カネがないって、色々回せなくなるんだ!あるところから回せるとは限らないんだ!(血反吐を吐きながら)

こっちの制約から見ると「3分クッキングのテーマを口で歌う替え歌ネタを【グレー】と言う理由」が明確になります。っていうのは、おもちゃの兵隊の観兵式自体は外国曲だからで、外国曲の使用においては原則ビデオグラム録音許諾が必要になるから。経費削減がめっちゃ頑張るけど、違法なことはしたくない吉本さんにおかれまして、割と面倒な案件なのは否めないです。

これ、無限大ホールのYoutubeチャンネルに3分クッキングの漫才が歌パート込みでアップされてるからクリアされてるんじゃね?と一瞬考えてしまったのですが、よく考えたらストリーミング配信においては1公演ごとに許可がいるんだった。ぶっちゃけ、あの曲自体に著作権がないので別に不要なんじゃないかな?と思いはするものの、J-WIDで検索しても出てこないので、判定不能=グレーってなる気持はよく分かる。すべての曲がJASRAC信託されてるわけじゃないし、そもそも著作権切れの曲や外国曲については載ってるわけないんだよ!!

余談ですが、配信のない劇場における音楽利用はこれまでも包括契約を結んで利用していた(から既存曲の出囃子も流せたし替え歌ネタもOKだった)と思われます。こっちの包括契約と、配信用の契約って別なんですよ(!)

まとめ)権利は守りたい、されども

芸人とて、他人の権利は守りたい。しかし、本歌取り的なものを使って笑いを取ることがあるものについて、制約が厳しいのも芸幅を狭めるわけで。

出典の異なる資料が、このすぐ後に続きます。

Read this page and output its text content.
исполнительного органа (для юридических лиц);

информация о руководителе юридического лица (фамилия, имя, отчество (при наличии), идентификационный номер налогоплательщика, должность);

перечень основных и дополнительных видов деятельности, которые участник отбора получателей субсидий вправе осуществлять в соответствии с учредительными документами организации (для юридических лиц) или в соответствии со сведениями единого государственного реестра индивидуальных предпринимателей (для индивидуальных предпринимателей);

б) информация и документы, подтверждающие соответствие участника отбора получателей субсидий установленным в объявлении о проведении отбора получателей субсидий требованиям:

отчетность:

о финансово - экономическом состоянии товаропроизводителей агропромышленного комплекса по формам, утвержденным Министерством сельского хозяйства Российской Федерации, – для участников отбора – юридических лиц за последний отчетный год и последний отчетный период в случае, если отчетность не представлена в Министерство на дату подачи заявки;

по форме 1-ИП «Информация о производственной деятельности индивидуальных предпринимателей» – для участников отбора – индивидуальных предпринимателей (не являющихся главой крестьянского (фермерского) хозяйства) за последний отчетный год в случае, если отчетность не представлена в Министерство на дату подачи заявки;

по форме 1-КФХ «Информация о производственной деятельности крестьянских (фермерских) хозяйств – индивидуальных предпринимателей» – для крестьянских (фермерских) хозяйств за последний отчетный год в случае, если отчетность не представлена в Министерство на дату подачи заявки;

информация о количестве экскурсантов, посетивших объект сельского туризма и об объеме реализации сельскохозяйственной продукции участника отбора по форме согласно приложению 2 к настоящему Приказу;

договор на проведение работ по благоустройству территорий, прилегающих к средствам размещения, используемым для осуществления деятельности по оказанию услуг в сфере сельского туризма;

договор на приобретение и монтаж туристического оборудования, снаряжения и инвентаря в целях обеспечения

ということをいろいろ考えた上で、「配信時は歌ネタ・替え歌ネタ禁止」ルールを作ったんだろうなあということは察するにあまりあります。吉本も多分、こんな長期間に渡って(もしかすると恒久的に)配信ライブやるつもり無かっただろうね…コロナ時期の短期間のみのつもりだったんだろうね……。

んでもって、判断を誰がするか、あかんやつだった場合誰が責任を取る家で揉めたり芸人さんに不利益をかぶせるのが嫌なので、結果として「替え歌ネタ禁止」「BGMはすべてライブラリのフリー音源」になったんだろうなあと想像できてしまいます。

難しいですよね、著作権。でも、それを破っていいなんて言えないのが、著作権で保護されてるクリエイターの端くれ。